The kernel builds for x86_64-unknown-none and boots to userspace under emulation — the same path CI exercises on every change.

ONCRIX is a microkernel: the kernel keeps only scheduling, memory management, and IPC, while drivers, filesystems, and services run as user-space processes. Building for x86_64-unknown-none produces a bare-metal kernel image that QEMU can boot. CI includes a QEMU boot integration test that validates the kernel boots all the way to userspace, so a green pipeline means the system actually starts, not just that it compiles.

Running locally. The exact QEMU invocation (machine type, image path, and flags) lives in the repository and can change as the boot protocol evolves. Rather than copy a command that may drift, see the repository README and the scripts/ directory for the current, authoritative run command.

Find your way around

Project layout

The workspace is split into ten focused crates. Architecture-specific code stays behind the HAL, and kernel-space crates depend only on core and alloc.

CrateDirectoryRole
kernelcrates/kernel/Microkernel core — scheduler, IPC, memory core
mmcrates/mm/Virtual memory and the page allocator
vfscrates/vfs/Virtual filesystem layer
processcrates/process/Process and thread management
ipccrates/ipc/Channels, shared memory, message queues
syscallcrates/syscall/POSIX-compatible system call interface
halcrates/hal/Hardware abstraction layer
driverscrates/drivers/User-space device drivers
bootloadercrates/bootloader/Boot protocol and early initialization
libcrates/lib/Shared libraries and common utilities

Project documentation lives in the docs/ tree, organized in a Linux-style structure with subfolders for each audience — see the reference links below.

Go deeper

Reference documentation

The docs/ tree on GitHub is grouped by audience. Start with whichever matches what you are building.

  • admin-guide — operating and administering an ONCRIX system.
  • arch — architecture and design of the microkernel and its subsystems.
  • core-api — the kernel and core-service programming interfaces.
  • driver-api — writing user-space device drivers against the HAL and IPC.
  • filesystems — the VFS layer and filesystem implementations.

You can also browse the whole tree at github.com/kernalix7/oncrix/tree/main/docs.

Send a patch

Contributing

Contributions follow a small set of conventions so history stays readable and main stays green.

Commit messages use Conventional Commits — prefix each subject with feat:, fix:, docs:, refactor:, test:, or chore:.

Branches are named by intent: feature/<name> for new work and fix/<name> for fixes.
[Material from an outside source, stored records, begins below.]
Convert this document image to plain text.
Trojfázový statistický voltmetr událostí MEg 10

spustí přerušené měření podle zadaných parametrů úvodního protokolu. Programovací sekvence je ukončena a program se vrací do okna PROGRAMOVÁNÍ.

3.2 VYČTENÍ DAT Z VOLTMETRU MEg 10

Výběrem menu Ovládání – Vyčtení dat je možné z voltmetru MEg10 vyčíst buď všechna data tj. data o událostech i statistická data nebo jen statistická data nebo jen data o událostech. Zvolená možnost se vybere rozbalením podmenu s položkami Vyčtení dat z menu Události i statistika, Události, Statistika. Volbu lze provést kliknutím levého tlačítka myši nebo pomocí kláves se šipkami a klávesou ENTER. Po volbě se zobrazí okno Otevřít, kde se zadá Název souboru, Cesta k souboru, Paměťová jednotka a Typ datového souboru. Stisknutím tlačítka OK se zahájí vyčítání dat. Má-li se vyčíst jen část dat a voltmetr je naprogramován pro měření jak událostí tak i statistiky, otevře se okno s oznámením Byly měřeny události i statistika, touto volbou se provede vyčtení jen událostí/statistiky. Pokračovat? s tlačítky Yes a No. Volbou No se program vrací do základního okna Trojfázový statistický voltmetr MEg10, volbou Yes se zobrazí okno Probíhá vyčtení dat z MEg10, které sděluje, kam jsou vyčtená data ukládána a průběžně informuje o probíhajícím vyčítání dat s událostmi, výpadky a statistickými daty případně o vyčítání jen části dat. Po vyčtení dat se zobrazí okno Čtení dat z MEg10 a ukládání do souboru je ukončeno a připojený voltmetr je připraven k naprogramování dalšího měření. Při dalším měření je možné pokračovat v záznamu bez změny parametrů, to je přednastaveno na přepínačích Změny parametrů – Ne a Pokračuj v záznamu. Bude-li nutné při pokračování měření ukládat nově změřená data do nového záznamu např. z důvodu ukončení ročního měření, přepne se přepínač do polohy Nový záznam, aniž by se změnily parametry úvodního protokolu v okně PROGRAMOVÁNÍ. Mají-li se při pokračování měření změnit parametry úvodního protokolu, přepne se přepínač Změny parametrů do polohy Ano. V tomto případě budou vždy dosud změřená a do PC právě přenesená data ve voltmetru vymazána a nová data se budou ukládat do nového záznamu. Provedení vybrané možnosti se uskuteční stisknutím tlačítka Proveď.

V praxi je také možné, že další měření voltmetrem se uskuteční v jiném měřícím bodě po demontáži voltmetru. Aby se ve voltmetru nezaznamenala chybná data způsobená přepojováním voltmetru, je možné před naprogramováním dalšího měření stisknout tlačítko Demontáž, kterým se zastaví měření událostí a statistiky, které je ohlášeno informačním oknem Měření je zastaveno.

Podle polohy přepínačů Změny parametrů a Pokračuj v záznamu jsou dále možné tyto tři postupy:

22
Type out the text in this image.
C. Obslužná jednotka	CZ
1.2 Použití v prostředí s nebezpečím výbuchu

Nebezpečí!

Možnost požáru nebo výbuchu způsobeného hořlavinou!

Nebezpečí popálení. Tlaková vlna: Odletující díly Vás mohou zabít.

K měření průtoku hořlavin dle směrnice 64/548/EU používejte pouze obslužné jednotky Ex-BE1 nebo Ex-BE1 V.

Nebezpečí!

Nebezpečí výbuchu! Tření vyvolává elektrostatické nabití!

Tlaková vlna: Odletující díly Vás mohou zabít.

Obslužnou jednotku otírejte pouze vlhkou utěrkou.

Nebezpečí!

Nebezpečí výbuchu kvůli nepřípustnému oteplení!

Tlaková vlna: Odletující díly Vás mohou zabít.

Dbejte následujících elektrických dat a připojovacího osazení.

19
Pull requests are squash-merged into main, which is kept always-stable and passing CI.

Before you commit, run the same checks CI runs:

  • cargo fmt --all -- --check — formatting is clean.
  • cargo clippy --workspace -- -D warnings — zero clippy warnings.
  • cargo build --workspace — every crate builds.

A few engineering rules apply throughout the codebase: kernel-space crates depend only on core and alloc; every unsafe block is wrapped in a safe abstraction with a documented // SAFETY: invariant; production paths use Result<T, E> with ? rather than unwrap() or expect(); and every source file carries the Apache-2.0 license header.